Born in Bronxville on May 20, 1964, Larry Joffe grew up in Long Beach, graduating from Long Beach High School. He was the middle child of three — his older sister, Ellen, died of ocular melanoma; his younger sister, Sharon, was the WLIR radio personality Sharon at the Shore. Larry Joffe was a talented hockey player, a lifelong New York Islanders fan, and for fun built race cars he drove at Lime Rock Park, Connecticut, Susan Joffe said.

He also did home renovation work for family and friends.

It was the kid in Larry that Rachel Joffe said first attracted her. She grew up in Commack, had never married, and was almost 40 when she was persuaded to meet him for a date.

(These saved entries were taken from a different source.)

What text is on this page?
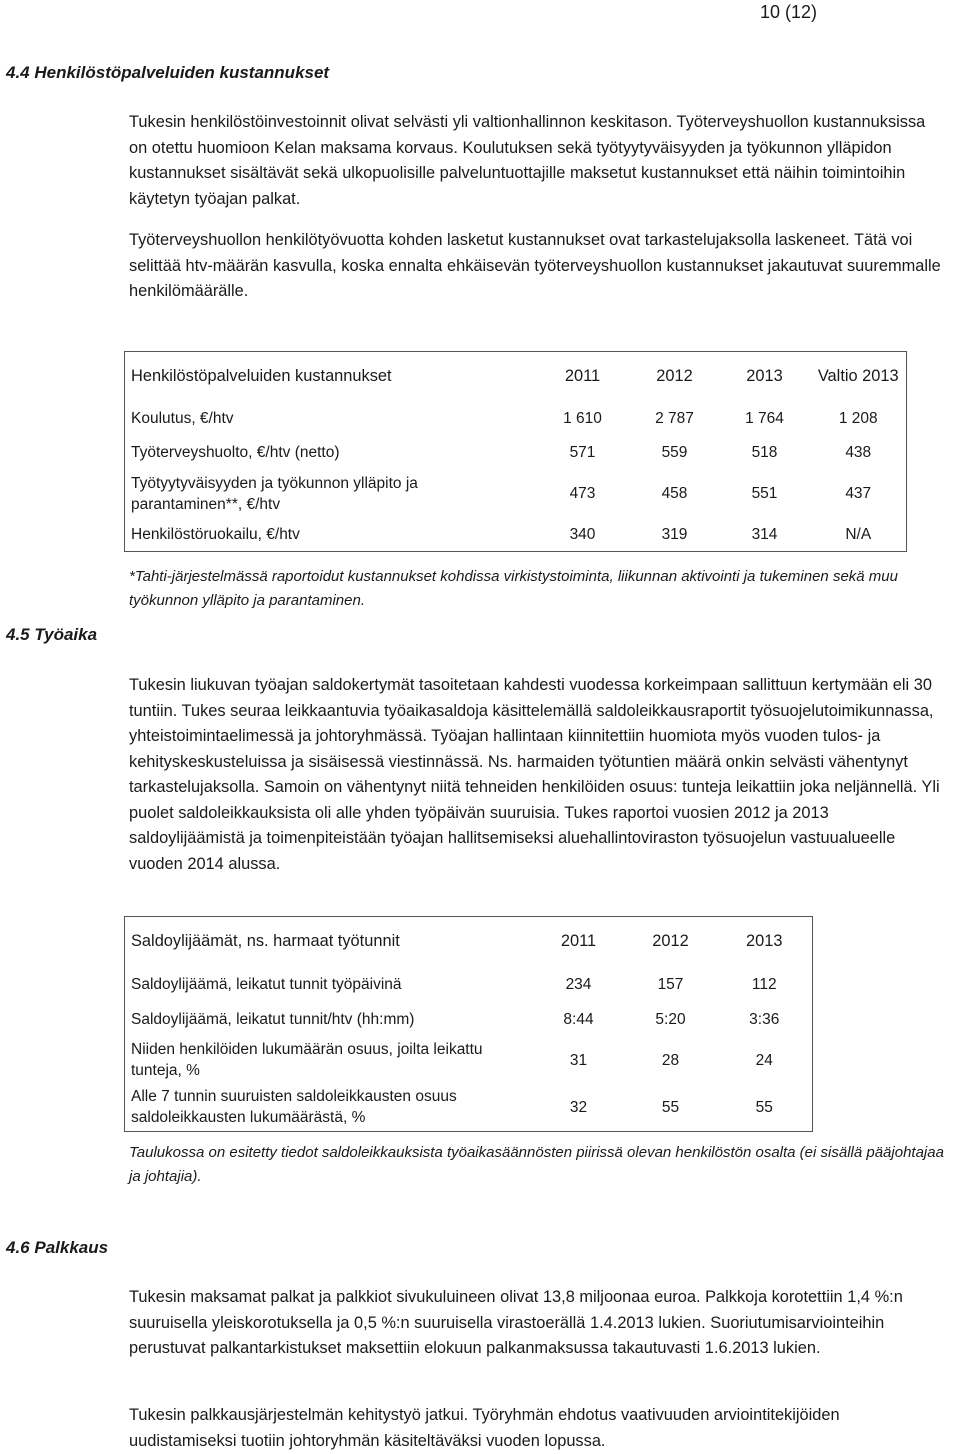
10 (12)
4.4 Henkilöstöpalveluiden kustannukset

Tukesin henkilöstöinvestoinnit olivat selvästi yli valtionhallinnon keskitason. Työterveyshuollon kustannuksissa on otettu huomioon Kelan maksama korvaus. Koulutuksen sekä työtyytyväisyyden ja työkunnon ylläpidon kustannukset sisältävät sekä ulkopuolisille palveluntuottajille maksetut kustannukset että näihin toimintoihin käytetyn työajan palkat.

Työterveyshuollon henkilötyövuotta kohden lasketut kustannukset ovat tarkastelujaksolla laskeneet. Tätä voi selittää htv-määrän kasvulla, koska ennalta ehkäisevän työterveyshuollon kustannukset jakautuvat suuremmalle henkilömäärälle.

Henkilöstöpalveluiden kustannukset	2011	2012	2013	Valtio 2013
Koulutus, €/htv	1 610	2 787	1 764	1 208
Työterveyshuolto, €/htv (netto)	571	559	518	438
Työtyytyväisyyden ja työkunnon ylläpito ja parantaminen**, €/htv	473	458	551	437
Henkilöstöruokailu, €/htv	340	319	314	N/A
*Tahti-järjestelmässä raportoidut kustannukset kohdissa virkistystoiminta, liikunnan aktivointi ja tukeminen sekä muu työkunnon ylläpito ja parantaminen.
4.5 Työaika

Tukesin liukuvan työajan saldokertymät tasoitetaan kahdesti vuodessa korkeimpaan sallittuun kertymään eli 30 tuntiin. Tukes seuraa leikkaantuvia työaikasaldoja käsittelemällä saldoleikkausraportit työsuojelutoimikunnassa, yhteistoimintaelimessä ja johtoryhmässä. Työajan hallintaan kiinnitettiin huomiota myös vuoden tulos- ja kehityskeskusteluissa ja sisäisessä viestinnässä. Ns. harmaiden työtuntien määrä onkin selvästi vähentynyt tarkastelujaksolla. Samoin on vähentynyt niitä tehneiden henkilöiden osuus: tunteja leikattiin joka neljännellä. Yli puolet saldoleikkauksista oli alle yhden työpäivän suuruisia. Tukes raportoi vuosien 2012 ja 2013 saldoylijäämistä ja toimenpiteistään työajan hallitsemiseksi aluehallintoviraston työsuojelun vastuualueelle vuoden 2014 alussa.

Saldoylijäämät, ns. harmaat työtunnit	2011	2012	2013
Saldoylijäämä, leikatut tunnit työpäivinä	234	157	112
Saldoylijäämä, leikatut tunnit/htv (hh:mm)	8:44	5:20	3:36
Niiden henkilöiden lukumäärän osuus, joilta leikattu tunteja, %	31	28	24
Alle 7 tunnin suuruisten saldoleikkausten osuus saldoleikkausten lukumäärästä, %	32	55	55
Taulukossa on esitetty tiedot saldoleikkauksista työaikasäännösten piirissä olevan henkilöstön osalta (ei sisällä pääjohtajaa ja johtajia).
4.6 Palkkaus

Tukesin maksamat palkat ja palkkiot sivukuluineen olivat 13,8 miljoonaa euroa. Palkkoja korotettiin 1,4 %:n suuruisella yleiskorotuksella ja 0,5 %:n suuruisella virastoerällä 1.4.2013 lukien. Suoriutumisarviointeihin perustuvat palkantarkistukset maksettiin elokuun palkanmaksussa takautuvasti 1.6.2013 lukien.

Tukesin palkkausjärjestelmän kehitystyö jatkui. Työryhmän ehdotus vaativuuden arviointitekijöiden uudistamiseksi tuotiin johtoryhmän käsiteltäväksi vuoden lopussa.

Booked for a snow-tubing trip to Pennsylvania, there wasn't enough room on the bus for Larry — so, letting her guard down, Rachel agreed to make the round-trip with him by car.

"When you know, you know," she said. "It felt like I knew him forever … We were engaged within eight months, married within a year. I was like, 'If I like being with you that long, then we're definitely a match.' He could bake you the best cheesecake you ever had, make you the best spaghetti and meatballs you'd ever eaten, then could go and gut a room for a renovation.

"I used to call him 'Martha Stewart with a hard hat.' He was funny. He was my rock.

"I can't tell stories about him and just not laugh."

 At the funeral service, Daniella Joffe — Dani, who is preparing for her bat mitzvah next month — referred to her dad as "her little brother." That's how close, Joffe said, their relationship was. "He used to tell our daughter, 'As long as Mommy still thinks I'm funny, everything's fine.'"

Joffe said she's grateful Larry and Daniella went on a father-daughter trek to Billund, Denmark a month or so ago to visit the Lego House — a more than 35,000-square-foot building filled with 25 million Lego bricks near Legoland and Lego Group headquarters.

Now, the store grand opening will take place Saturday at 10 a.m.

There'll be all sorts of Lego kits for sale — new kits, old kits, used kits — and tables with loose Lego bricks, not to mention mini figures that span the range of imagination, Joffe said. The store features a lounge area where parents can relax as their children explore. And, of course, Joffe said, there are various Lego attractions for adults who love them.

A guest from the reality compeition TV series "Lego Masters" also is scheduled to appear, Joffe said.

Everything will be in place, she said. Except for Larry.

"When I was sitting there at the hospital, I knew something was going on," Joffe said. "But I never dreamed it had anything to do with us, that he wasn't going to be fine. When the doctor came out and said, 'I'm sorry' — well, I just fell to the floor … Now, all I can do is make this work. For Larry.

"He was the biggest kid you'd ever meet. This was his dream."